Abstract

In Eastern Anatolia, the Karayazı–Göksu basaltic plateau is one of the basaltic eruption centers of post-collisional volcanism, located between the convergence zone of the Arabian and Anatolian plates. The geological and geochemical evolution of the plateau is documented using new 40Ar/39Ar age data, major-and trace element abundances, mineral geochemistry, and isotope compositions (Sr–Nd–Hf) for better understanding the petrogenesis and mantle source characteristics. Samples yield whole-rock 40Ar/39Ar ages of 12.53 ± 0.05 and 12.68 ± 0.05 Ma for transitional basalts (Middle Miocene), 5.88 ± 0.20 Ma for tholeiitic lavas (Late Miocene), and 2.28 ± 0.03 and 2.48 ± 0.12 Ma for alkali members (Early Quaternary). The results suggest that the fractional crystallization of olivine and clinopyroxene in transitional, tholeiitic and lower alkaline lavas, and clinopyroxene in upper alkaline lavas, played a crucial role in their magmatic evolution without significant crustal contamination. Clinopyroxene-liquid equilibria indicate that the crystallization of transitional basalts occurred at the Moho and lower crust (temperature range 1157–1215 °C), tholeiitic basalts at the lower crust (temperature range 1154–1195 °C), alkaline basalts at lower to mid-crustal depths (temperature range 1083–1195 °C). The subduction-related metasomatism is in the form of melts derived from subducted sediments and decrease from Middle Miocene transitional to alkaline Early Quaternary basalts, as indicated by the Sr–Nd–Hf isotopes and Ba/La and Th/Yb contents.
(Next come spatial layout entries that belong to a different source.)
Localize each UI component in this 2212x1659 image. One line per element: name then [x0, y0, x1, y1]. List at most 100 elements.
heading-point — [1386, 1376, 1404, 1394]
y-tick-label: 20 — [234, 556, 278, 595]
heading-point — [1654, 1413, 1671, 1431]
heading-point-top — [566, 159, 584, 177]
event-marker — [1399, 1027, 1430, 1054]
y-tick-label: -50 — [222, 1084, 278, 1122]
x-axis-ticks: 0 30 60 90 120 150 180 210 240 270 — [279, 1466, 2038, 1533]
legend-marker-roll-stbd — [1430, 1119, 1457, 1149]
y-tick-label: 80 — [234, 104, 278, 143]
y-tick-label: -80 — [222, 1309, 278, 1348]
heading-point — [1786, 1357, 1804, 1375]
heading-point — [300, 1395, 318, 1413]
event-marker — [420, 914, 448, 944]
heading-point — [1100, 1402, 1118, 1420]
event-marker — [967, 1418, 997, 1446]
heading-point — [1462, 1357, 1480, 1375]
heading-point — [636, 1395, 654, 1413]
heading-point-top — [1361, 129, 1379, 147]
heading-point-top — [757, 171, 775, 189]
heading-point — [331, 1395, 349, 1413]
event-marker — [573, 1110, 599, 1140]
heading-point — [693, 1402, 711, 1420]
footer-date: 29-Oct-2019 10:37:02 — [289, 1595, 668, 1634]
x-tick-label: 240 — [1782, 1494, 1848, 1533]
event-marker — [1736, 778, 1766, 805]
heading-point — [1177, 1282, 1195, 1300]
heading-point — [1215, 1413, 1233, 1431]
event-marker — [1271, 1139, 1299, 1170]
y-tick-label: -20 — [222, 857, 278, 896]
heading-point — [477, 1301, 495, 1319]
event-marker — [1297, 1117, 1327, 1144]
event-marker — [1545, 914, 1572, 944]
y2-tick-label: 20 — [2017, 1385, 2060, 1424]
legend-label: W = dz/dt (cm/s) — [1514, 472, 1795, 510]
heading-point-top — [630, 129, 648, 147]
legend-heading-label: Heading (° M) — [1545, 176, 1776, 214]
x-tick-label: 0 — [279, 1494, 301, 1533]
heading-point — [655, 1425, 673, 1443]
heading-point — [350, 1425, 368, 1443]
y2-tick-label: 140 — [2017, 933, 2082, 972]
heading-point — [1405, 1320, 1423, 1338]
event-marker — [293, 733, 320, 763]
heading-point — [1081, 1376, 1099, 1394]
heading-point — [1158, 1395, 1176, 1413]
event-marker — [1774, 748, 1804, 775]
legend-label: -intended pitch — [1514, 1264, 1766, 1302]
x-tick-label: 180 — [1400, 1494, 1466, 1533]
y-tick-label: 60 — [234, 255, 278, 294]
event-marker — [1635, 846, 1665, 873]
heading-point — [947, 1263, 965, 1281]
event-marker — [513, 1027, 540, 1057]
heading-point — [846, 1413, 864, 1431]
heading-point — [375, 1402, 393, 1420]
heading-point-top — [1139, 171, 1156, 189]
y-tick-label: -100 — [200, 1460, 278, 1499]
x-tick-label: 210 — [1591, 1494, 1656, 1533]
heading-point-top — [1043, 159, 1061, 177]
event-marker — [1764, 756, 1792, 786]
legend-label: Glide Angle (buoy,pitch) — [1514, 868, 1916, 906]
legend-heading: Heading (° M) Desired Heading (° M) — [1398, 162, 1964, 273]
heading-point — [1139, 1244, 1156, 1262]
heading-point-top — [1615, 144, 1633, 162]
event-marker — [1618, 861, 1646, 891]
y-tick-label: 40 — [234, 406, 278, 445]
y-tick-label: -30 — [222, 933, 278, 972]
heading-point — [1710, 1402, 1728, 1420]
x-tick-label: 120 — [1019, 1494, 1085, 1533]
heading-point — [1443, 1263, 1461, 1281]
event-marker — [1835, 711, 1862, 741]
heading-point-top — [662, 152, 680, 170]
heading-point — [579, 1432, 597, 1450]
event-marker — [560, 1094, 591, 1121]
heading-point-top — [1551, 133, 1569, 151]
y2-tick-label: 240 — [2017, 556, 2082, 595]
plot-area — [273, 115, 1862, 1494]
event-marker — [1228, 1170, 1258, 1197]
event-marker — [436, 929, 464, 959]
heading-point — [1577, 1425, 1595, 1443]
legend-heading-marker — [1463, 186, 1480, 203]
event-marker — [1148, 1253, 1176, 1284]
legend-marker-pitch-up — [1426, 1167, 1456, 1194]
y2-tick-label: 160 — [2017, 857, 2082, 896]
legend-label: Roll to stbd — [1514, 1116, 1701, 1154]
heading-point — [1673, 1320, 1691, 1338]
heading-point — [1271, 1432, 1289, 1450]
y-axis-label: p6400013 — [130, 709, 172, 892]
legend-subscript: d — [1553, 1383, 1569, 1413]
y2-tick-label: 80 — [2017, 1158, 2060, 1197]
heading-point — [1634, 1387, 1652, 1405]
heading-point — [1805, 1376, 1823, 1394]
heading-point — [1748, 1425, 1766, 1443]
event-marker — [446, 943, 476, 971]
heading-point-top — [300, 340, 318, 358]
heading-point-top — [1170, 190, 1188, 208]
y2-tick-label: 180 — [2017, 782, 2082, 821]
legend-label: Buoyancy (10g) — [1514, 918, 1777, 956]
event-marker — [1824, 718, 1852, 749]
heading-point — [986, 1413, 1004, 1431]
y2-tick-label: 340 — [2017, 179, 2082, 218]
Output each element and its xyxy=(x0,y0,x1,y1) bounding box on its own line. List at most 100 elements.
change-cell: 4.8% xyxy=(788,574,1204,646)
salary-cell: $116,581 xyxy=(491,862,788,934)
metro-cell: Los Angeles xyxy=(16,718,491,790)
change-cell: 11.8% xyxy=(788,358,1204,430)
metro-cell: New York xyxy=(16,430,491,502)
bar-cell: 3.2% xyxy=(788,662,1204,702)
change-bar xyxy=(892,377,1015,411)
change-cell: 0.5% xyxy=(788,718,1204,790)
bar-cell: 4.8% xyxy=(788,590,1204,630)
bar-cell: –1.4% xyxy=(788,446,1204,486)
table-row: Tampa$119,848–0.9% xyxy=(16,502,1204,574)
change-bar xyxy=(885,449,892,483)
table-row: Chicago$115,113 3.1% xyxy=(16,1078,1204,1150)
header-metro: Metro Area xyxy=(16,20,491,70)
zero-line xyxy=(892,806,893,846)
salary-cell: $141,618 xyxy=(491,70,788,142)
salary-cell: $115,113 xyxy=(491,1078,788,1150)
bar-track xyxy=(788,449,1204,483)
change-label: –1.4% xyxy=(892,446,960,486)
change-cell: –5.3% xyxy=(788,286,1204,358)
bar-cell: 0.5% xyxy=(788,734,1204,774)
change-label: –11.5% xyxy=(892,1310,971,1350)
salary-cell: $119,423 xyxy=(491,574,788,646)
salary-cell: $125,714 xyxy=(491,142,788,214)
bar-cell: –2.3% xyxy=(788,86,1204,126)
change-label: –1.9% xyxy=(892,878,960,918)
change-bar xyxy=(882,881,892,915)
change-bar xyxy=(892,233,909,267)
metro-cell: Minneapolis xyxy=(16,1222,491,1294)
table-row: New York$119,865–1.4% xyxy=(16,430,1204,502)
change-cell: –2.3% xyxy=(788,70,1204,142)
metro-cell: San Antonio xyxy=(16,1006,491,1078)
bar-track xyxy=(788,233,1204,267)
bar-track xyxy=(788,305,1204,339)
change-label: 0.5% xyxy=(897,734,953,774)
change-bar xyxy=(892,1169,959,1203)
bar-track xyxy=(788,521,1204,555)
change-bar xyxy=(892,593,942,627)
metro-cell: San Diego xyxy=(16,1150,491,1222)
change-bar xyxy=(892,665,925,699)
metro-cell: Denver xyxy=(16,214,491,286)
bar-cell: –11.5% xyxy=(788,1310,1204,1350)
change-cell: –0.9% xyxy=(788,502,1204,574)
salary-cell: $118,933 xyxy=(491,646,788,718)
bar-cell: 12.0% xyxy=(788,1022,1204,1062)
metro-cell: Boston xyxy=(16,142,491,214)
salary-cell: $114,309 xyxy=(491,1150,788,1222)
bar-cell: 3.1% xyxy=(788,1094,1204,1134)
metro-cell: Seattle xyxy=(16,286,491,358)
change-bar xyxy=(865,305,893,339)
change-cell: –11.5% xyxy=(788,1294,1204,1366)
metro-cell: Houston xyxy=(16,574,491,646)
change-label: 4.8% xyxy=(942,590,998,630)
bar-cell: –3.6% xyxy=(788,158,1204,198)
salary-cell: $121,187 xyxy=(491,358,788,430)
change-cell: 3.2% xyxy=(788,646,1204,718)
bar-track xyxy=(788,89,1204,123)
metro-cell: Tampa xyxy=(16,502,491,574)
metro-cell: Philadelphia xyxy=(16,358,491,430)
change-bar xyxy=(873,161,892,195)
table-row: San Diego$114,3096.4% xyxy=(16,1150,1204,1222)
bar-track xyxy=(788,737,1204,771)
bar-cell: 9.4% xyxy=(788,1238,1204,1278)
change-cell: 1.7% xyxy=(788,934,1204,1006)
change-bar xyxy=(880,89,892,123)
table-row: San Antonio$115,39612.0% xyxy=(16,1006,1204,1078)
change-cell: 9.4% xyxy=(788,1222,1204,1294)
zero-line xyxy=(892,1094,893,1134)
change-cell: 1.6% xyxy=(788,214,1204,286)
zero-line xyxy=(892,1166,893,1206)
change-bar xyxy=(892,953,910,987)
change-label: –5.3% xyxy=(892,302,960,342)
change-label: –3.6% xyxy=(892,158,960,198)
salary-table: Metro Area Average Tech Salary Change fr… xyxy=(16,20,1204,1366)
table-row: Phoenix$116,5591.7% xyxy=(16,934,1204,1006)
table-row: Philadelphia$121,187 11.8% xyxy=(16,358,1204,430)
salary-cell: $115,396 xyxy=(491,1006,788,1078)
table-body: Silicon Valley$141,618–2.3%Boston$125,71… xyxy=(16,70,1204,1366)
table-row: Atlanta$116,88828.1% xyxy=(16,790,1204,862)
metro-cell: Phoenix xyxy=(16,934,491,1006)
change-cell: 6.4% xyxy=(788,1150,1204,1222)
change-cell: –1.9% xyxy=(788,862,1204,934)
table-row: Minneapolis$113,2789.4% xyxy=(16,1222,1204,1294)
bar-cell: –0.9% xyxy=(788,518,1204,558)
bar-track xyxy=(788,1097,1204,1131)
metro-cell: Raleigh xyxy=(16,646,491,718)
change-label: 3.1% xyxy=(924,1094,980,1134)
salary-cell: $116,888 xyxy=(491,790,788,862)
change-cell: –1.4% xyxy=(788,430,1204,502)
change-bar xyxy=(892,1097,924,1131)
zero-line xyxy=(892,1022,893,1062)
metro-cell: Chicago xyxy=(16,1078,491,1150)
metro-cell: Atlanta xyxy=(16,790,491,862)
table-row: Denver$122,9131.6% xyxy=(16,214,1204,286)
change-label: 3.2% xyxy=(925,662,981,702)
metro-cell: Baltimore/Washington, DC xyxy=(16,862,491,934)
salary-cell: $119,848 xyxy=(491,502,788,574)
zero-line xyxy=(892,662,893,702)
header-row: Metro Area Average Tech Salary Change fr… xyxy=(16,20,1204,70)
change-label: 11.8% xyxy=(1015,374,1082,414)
The Early Quaternary alkaline basalts contain contributions from isotopically depleted but chemically enriched (enriched-MORB-like) asthenospheric mantle domain. Major elements–based parameters and olivine mineral chemistry yield that Karayazı–Göksu basalts could not be derived from a sole peridotite mantle source; the pyroxenite/eclogite-like mantle component would have contributed to the members of the plateau. Three-component mixing results using SrNd isotopes indicate that the altered oceanic crust contributes to 0.5%–1% of the melt (crust vs. sediment about 65:35) for tholeiitic and alkaline basalts and reach up to 4% for transitional basalts (crust vs. sediment about 55:45). Melt equilibration depths of the basalts indicate that the lithospheric thickness of the region has not been changed on a large scale since the Middle Miocene to the Early Quaternary.